リン、……、リン。鈴の音が聞こえてきた。

男は釣竿を立てた。

「よし、かかったぞ!」

「記憶」は釣られまいと沼の中で抵抗する。竿がしなり、糸が張る。水面が激しく波立つ。

「おい、こら。抵抗するんじゃない。お前のご主人が待っているぞ」

男は一気に「記憶」を沼から振り上げた。

「よし、釣れたぞ」

この瞬間が、一番達成感を感じる時でもあり、また寂しい時でもある。記憶の内容は本人にしか見えない。男には何も分からない。

でも、今回は違った。

釣った記憶が男の頭へ飛び込んできた。

 

川に反り立つ岩の上に男がいる。

手には釣り竿を持っていた。竿から川へ糸が垂れている。水面から顔を出していたウキが、沈んだ。

「よっと」

条件反射で男は竿を立てた。手ごたえがあった。何かがかかった。

「大きいな」と、男は呟いた。竿を握る手に汗がにじむ。心臓の鼓動が早くなった。波立つ水面から、獲物の背が見えた。大鯉だ。

「よし!」と、男は叫んだ。

「お父さん。魚、釣れた?」

男の子が隣で言った。

誰だ。

いや、おれはこの子を知っている。忘れた記憶を釣って欲しいと頼みにきた子だ。
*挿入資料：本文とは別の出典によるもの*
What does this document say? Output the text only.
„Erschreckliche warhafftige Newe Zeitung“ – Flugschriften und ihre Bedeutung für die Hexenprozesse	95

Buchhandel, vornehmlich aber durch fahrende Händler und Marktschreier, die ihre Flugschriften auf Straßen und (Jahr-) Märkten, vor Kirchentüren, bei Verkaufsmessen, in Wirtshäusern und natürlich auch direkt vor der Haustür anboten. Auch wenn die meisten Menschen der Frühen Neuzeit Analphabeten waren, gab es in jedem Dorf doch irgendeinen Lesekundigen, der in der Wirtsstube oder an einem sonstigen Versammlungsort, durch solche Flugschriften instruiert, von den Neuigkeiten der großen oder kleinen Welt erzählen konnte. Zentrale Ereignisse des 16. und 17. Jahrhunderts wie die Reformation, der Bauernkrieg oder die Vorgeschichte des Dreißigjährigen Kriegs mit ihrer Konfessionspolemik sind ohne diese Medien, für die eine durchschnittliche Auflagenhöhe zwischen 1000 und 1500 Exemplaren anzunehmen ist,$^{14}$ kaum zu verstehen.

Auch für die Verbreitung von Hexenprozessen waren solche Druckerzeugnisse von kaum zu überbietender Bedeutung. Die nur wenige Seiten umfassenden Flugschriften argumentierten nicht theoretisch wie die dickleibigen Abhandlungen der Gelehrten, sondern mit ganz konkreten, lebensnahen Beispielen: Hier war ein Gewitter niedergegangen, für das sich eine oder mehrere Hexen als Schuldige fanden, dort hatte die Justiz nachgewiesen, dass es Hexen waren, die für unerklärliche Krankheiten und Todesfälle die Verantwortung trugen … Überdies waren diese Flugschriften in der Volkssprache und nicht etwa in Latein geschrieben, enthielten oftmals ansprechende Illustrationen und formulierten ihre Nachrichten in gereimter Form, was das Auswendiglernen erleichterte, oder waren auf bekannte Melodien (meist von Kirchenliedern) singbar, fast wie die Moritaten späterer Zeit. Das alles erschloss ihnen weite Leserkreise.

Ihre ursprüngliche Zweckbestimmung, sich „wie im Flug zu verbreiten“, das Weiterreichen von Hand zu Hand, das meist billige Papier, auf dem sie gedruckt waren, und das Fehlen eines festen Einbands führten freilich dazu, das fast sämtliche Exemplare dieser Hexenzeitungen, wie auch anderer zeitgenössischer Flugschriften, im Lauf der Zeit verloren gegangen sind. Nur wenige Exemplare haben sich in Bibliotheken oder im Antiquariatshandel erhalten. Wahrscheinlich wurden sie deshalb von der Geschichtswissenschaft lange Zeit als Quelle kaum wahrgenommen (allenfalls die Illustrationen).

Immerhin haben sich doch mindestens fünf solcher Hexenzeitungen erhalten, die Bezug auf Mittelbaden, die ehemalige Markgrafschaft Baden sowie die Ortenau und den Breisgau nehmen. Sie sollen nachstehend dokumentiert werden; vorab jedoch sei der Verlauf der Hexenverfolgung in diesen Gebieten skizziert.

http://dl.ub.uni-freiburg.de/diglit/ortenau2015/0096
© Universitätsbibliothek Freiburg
でも、いま横にいるのは、その子よりも小さい。

「マコト」

男の口から名前が出た。

この子の名前は「誠人」。

おれの息子だ。

どうして忘れていたんだ。

「言っただろ。お父さんは釣りの天才なんだ。ずっと昔から、魚に糸を切られたことはないんだよ」

自然に言葉が出た。

「だから。この針はずっと昔から使ってる」

釣った鯉から外した針は、銀色が眩しい鋭い針だった。

 

「大きくなったな、誠人」

男は目を開けて、男の子に言った。その目から、涙が溢れていた。そして、男の子を抱きしめた。

幼い子どもを残して死んでしまった。

つらかった。だから記憶から消してしまっていたのか。情けない。忘れたら、この子が可哀そうじゃないか。

「ごめん、誠人。お父さん、全部思い出したぞ」

「ごめんなさい。ぼくも、忘れそうだった」

誠人を抱きしめる力が強くなった。

「あと、どれくらいここにいられるんだ?」

「夜が明けるまで」

「それまでここ釣りをしよう」

忘れない思い出をつくろう。

夜が明けるまで、二人の声が「記憶の沼」に響いていた。